Diplomat Okulu’nun 6 ve son haftasına yine birbirinden değerli konuşmacılar katıldı. Programa katılan; T.C. Antalya Milletvekili,Avrupa Parlamenter Meclisi Eski Başkanı Mevlüt Çavuşoğlu, T.C.Dışişleri Bakanlığı Siyaset Planlama Genel Müdür Yardımcısı Zeki Levent Gümrükçü, Fransa Cumhuriyeti İstanbul Başkonsolosu Herve François Magro, Yeditepe Üniversitesi Siyaset Bilimi ve Uluslararası İlişkiler Öğretim Üyesi Prof.Dr.Mesut Hakkı Caşın yorum ve görüşlerini paylaştılar.
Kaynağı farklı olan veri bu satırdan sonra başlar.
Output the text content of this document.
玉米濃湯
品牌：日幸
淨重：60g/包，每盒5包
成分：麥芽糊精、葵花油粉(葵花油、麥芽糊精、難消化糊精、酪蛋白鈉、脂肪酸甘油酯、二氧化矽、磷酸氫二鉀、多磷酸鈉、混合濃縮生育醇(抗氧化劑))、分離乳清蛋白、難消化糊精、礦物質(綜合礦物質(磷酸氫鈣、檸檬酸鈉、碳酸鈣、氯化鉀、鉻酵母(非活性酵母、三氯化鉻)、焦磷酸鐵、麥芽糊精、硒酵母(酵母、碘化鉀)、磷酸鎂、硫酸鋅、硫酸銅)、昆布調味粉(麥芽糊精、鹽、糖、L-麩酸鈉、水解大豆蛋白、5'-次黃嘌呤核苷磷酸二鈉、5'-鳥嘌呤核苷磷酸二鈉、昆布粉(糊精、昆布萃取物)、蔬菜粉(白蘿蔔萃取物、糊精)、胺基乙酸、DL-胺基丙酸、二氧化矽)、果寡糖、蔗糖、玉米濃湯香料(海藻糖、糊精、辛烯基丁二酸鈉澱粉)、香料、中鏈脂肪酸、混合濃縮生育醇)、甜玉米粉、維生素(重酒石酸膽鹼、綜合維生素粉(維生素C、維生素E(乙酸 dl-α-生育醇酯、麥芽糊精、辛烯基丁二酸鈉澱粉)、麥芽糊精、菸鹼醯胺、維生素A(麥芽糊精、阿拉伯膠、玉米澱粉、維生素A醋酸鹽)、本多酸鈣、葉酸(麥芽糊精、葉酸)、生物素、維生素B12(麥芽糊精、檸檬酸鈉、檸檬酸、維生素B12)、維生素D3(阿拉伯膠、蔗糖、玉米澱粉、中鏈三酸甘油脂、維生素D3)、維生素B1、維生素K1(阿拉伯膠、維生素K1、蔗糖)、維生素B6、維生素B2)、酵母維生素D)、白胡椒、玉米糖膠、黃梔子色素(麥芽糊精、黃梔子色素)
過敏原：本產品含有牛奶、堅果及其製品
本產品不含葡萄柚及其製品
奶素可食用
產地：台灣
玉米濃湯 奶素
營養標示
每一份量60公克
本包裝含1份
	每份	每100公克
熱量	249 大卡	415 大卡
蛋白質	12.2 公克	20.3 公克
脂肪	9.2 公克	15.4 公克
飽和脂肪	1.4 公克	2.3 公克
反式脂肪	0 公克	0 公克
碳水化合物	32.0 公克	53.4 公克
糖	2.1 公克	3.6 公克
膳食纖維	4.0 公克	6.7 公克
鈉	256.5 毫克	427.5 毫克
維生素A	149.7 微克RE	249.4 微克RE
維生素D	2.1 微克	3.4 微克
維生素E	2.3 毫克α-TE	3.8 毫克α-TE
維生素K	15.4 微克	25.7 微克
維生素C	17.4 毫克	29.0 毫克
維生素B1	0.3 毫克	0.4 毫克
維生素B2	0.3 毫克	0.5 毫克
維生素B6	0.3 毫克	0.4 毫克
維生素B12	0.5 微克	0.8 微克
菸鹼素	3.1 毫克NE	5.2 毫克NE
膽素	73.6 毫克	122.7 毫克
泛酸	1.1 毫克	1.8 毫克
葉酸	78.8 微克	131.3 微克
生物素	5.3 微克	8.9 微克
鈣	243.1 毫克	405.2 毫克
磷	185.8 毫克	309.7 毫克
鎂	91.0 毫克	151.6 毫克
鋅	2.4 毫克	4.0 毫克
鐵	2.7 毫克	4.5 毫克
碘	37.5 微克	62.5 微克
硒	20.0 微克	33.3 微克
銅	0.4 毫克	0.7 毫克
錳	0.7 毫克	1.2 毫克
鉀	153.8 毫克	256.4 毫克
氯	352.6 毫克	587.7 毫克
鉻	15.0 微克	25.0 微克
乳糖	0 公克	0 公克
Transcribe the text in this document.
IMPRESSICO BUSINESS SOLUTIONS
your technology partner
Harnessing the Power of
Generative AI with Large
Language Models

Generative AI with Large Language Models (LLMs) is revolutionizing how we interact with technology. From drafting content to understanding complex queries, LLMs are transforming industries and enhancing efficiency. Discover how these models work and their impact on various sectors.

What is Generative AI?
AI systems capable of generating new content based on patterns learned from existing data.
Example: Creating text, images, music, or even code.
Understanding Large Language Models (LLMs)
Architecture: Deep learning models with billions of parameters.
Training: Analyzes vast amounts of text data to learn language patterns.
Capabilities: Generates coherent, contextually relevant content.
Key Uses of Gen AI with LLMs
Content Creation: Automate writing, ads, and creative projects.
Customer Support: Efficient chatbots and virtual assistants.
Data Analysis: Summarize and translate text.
Programda; “Türkiye’nin Uluslararası Örgütlerle Olan İlişkisi’’,’’Güncel Gelişmeler Işığında Türk Dış Politikası’’;’’Türkiye-Fransa İlişkileri’’,’’Türk-Rus İlişkileri’’,’’Ortadoğu’da Suriye Krizi ve Uçuşa Yasak Bölge’’ konuları ele alındı.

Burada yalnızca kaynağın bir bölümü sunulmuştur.